Pernah nggak sih kamu ngerasa capek habis liburan tapi nggak puas? Di tahun 2026, banyak wisatawan mulai sadar bahwa bukan jumlah destinasi yang bikin liburan berkesan, melainkan kualitas pengalamannya. Tren ini bukan kebetulan. Di tengah harga tiket dan akomodasi yang terus naik, para traveler, terutama generasi muda justru memilih lebih selektif: satu destinasi yang benar-benar dieksplorasi, dibanding tiga destinasi yang sekadar dikunjungi atau disinggahi. Bahkan, para ahli memprediksi tren liburan 2026 akan bergeser dari destinasi populer menuju destinasi yang lebih autentik, karena wisatawan mulai bosan dengan tempat-tempat ramai dan sesak dan lebih memilih wilayah yang jarang disorot.

Sumber: Website/detiktravel.com

Salah satu tren terbesar yang mendominasi tahun ini adalah quietcations. Tren yang dikenal juga sebagai Hushpitality ini menekankan konsep liburan yang penuh ketenangan, jauh dari kebisingan, dan jauh dari tekanan hidup. Bukan sekadar healing klise, ini adalah respons nyata terhadap hidup modern yang makin intens. Di sisi lain, tren perjalanan juga bergerak menuju hiper-individualitas, yakni pengalaman liburan yang benar-benar disesuaikan dengan kondisi dan kebutuhan hidup seseorang.

Yang juga tidak bisa diabaikan adalah peran teknologi. Riset dari Amadeus menunjukkan semakin banyak wisatawan yang memanfaatkan generative AI untuk merencanakan perjalanan, dengan perusahaan besar seperti Expedia dan Booking.com yang mulai mengintegrasikan alat seperti ChatGPT ditambah fitur terjemahan real-time dan check-in digital yang perlahan menghapus berbagai urusan administratif dalam bepergian. Tidak heran, pencarian AI travel assistant melonjak hingga 350% dalam setahun terakhir. Bagi kamu yang masih mahasiswa dan baru mulai merencanakan perjalanan pertama, ini justru kabar baik teknologi bikin liburan makin mudah direncanakan meski dengan anggaran terbatas, namun tetap berhati-hati dalam menggunakan AI untuk rekomendasi liburan ya!

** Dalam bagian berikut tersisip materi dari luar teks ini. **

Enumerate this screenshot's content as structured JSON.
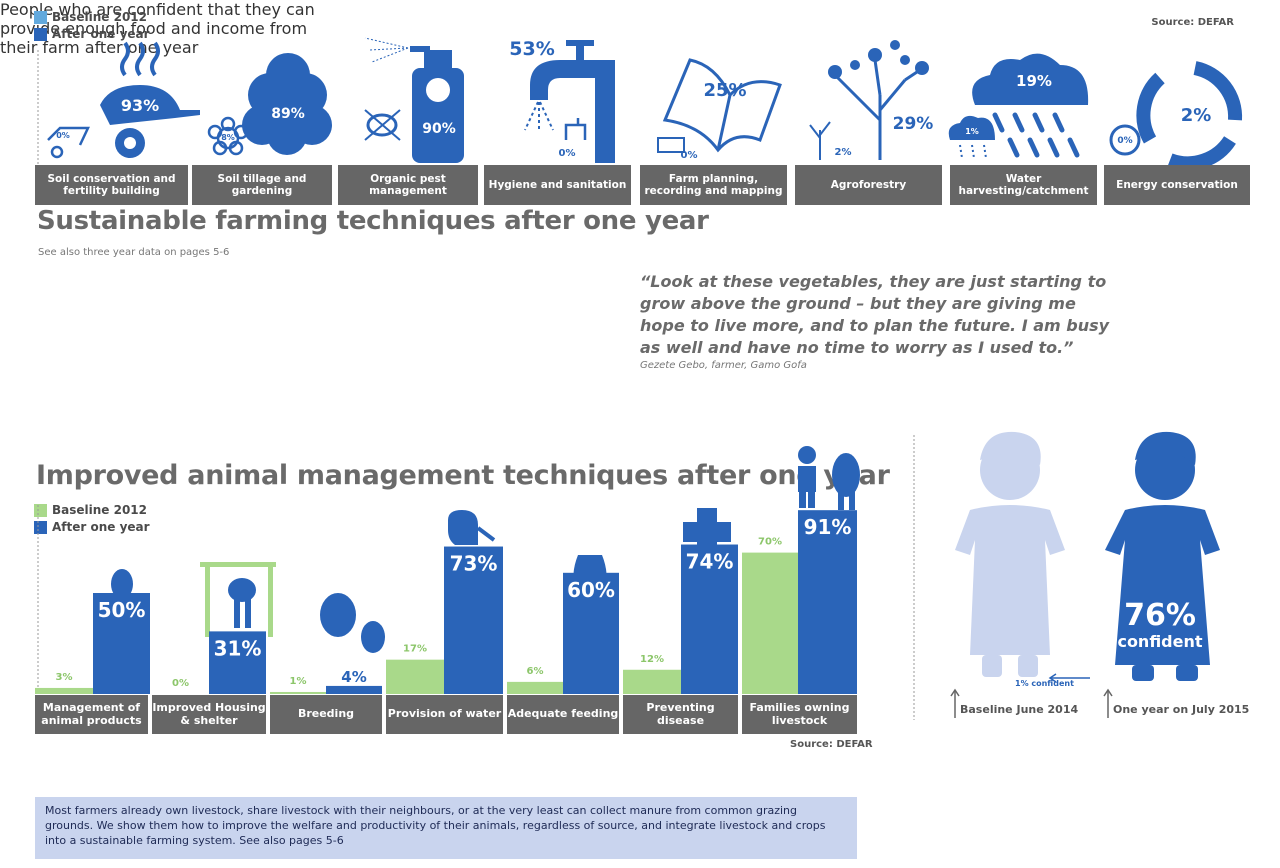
{
  "top": {
    "legend": [
      {
        "label": "Baseline 2012",
        "color": "#62a9dd"
      },
      {
        "label": "After one year",
        "color": "#2a64b8"
      }
    ],
    "source": "Source: DEFAR",
    "title": "Sustainable farming techniques after one year",
    "subtitle": "See also three year data on pages 5-6"
  },
  "quote": {
    "text": "“Look at these vegetables, they are just starting to grow above the ground – but they are giving me hope to live more, and to plan the future. I am busy as well and have no time to worry as I used to.”",
    "attribution": "Gezete Gebo, farmer, Gamo Gofa"
  },
  "animal": {
    "title": "Improved animal management techniques after one year",
    "legend": [
      {
        "label": "Baseline 2012",
        "color": "#a9d98a"
      },
      {
        "label": "After one year",
        "color": "#2a64b8"
      }
    ],
    "source": "Source: DEFAR",
    "note": "Most farmers already own livestock, share livestock with their neighbours, or at the very least can collect manure from common grazing grounds. We show them how to improve the welfare and productivity of their animals, regardless of source, and integrate livestock and crops into a sustainable farming system. See also pages 5-6"
  },
  "confidence": {
    "baseline_label": "Baseline June 2014",
    "after_label": "One year on July 2015",
    "baseline_value_label": "1% confident",
    "after_value_label": "76%",
    "after_value_sub": "confident",
    "caption": "People who are confident that\nthey can provide enough food\nand income from their farm\nafter one year",
    "colors": {
      "baseline": "#c9d4ee",
      "after": "#2a64b8"
    }
  },
  "chart_data": [
    {
      "type": "bar",
      "title": "Sustainable farming techniques after one year",
      "categories": [
        "Soil conservation and fertility building",
        "Soil tillage and gardening",
        "Organic pest management",
        "Hygiene and sanitation",
        "Farm planning, recording and mapping",
        "Agroforestry",
        "Water harvesting/catchment",
        "Energy conservation"
      ],
      "series": [
        {
          "name": "Baseline 2012",
          "values": [
            0,
            8,
            null,
            0,
            0,
            2,
            1,
            0
          ]
        },
        {
          "name": "After one year",
          "values": [
            93,
            89,
            90,
            53,
            25,
            29,
            19,
            2
          ]
        }
      ],
      "labels": {
        "baseline": [
          "0%",
          "8%",
          "",
          "0%",
          "0%",
          "2%",
          "1%",
          "0%"
        ],
        "after": [
          "93%",
          "89%",
          "90%",
          "53%",
          "25%",
          "29%",
          "19%",
          "2%"
        ]
      }
    },
    {
      "type": "bar",
      "title": "Improved animal management techniques after one year",
      "categories": [
        "Management of animal products",
        "Improved Housing & shelter",
        "Breeding",
        "Provision of water",
        "Adequate feeding",
        "Preventing disease",
        "Families owning livestock"
      ],
      "series": [
        {
          "name": "Baseline 2012",
          "values": [
            3,
            0,
            1,
            17,
            6,
            12,
            70
          ]
        },
        {
          "name": "After one year",
          "values": [
            50,
            31,
            4,
            73,
            60,
            74,
            91
          ]
        }
      ],
      "ylim": [
        0,
        100
      ]
    }
  ]
}
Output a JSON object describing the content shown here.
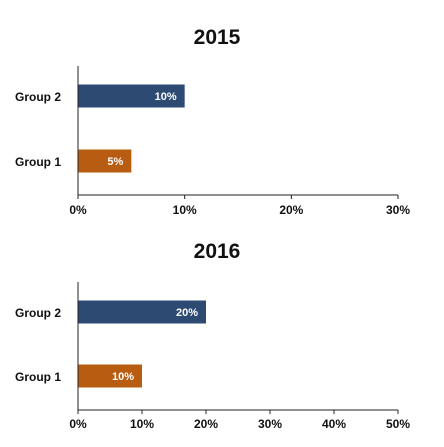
{
  "chart_data": [
    {
      "type": "bar",
      "orientation": "horizontal",
      "title": "2015",
      "categories": [
        "Group 2",
        "Group 1"
      ],
      "values": [
        10,
        5
      ],
      "data_labels": [
        "10%",
        "5%"
      ],
      "bar_colors": [
        "#2d4a72",
        "#b85c12"
      ],
      "xlim": [
        0,
        30
      ],
      "x_ticks": [
        "0%",
        "10%",
        "20%",
        "30%"
      ],
      "xlabel": "",
      "ylabel": "",
      "grid": false,
      "legend": "none"
    },
    {
      "type": "bar",
      "orientation": "horizontal",
      "title": "2016",
      "categories": [
        "Group 2",
        "Group 1"
      ],
      "values": [
        20,
        10
      ],
      "data_labels": [
        "20%",
        "10%"
      ],
      "bar_colors": [
        "#2d4a72",
        "#b85c12"
      ],
      "xlim": [
        0,
        50
      ],
      "x_ticks": [
        "0%",
        "10%",
        "20%",
        "30%",
        "40%",
        "50%"
      ],
      "xlabel": "",
      "ylabel": "",
      "grid": false,
      "legend": "none"
    }
  ],
  "colors": {
    "group2": "#2d4a72",
    "group1": "#b85c12",
    "axis": "#222222",
    "label_text": "#ffffff"
  }
}
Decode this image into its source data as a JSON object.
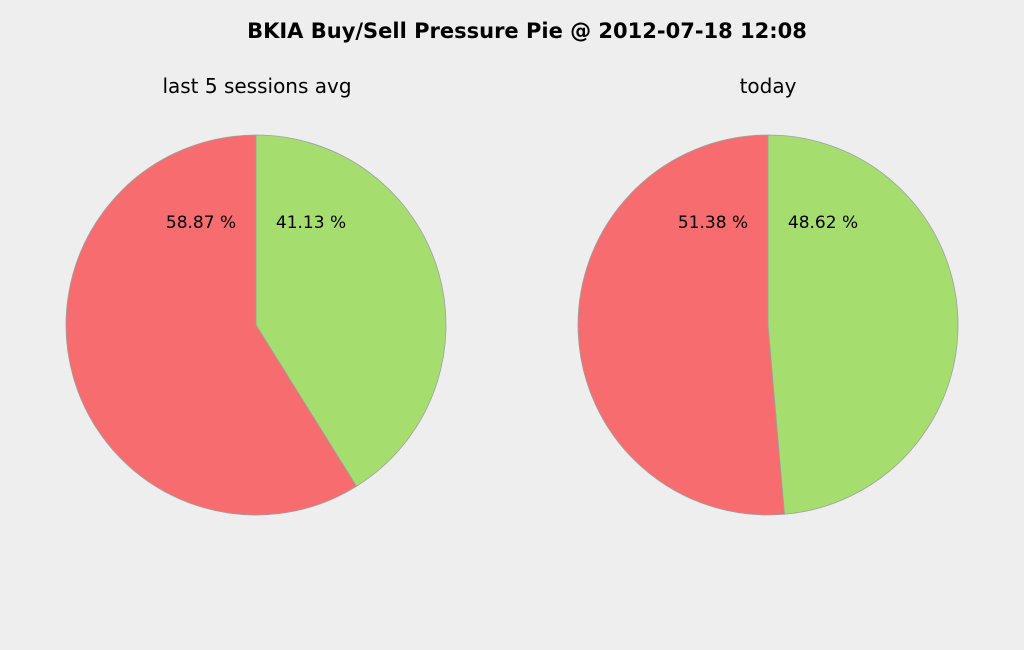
{
  "chart_data": {
    "title": "BKIA Buy/Sell Pressure Pie @ 2012-07-18 12:08",
    "type": "pie",
    "pies": [
      {
        "title": "last 5 sessions avg",
        "slices": [
          {
            "value": 41.13,
            "label": "41.13 %",
            "color": "#a5de6e"
          },
          {
            "value": 58.87,
            "label": "58.87 %",
            "color": "#f76c6f"
          }
        ]
      },
      {
        "title": "today",
        "slices": [
          {
            "value": 48.62,
            "label": "48.62 %",
            "color": "#a5de6e"
          },
          {
            "value": 51.38,
            "label": "51.38 %",
            "color": "#f76c6f"
          }
        ]
      }
    ]
  },
  "colors": {
    "background": "#eeeeee",
    "slice_edge": "#a0a0a0"
  }
}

Jadi, kalau kamu sedang nabung untuk liburan tahun ini, pertanyaannya bukan lagi “mau ke berapa kota?” tapi “mau merasakan apa di sana?” Di era traveling yang makin intentional ini, satu perjalanan yang sungguh-sungguh dihayati jauh lebih berharga dari sepuluh destinasi yang hanya numpang foto. Dunia traveling 2026 mengundang kamu untuk lebih jujur soal apa yang benar-benar kamu butuhkan dari sebuah liburan.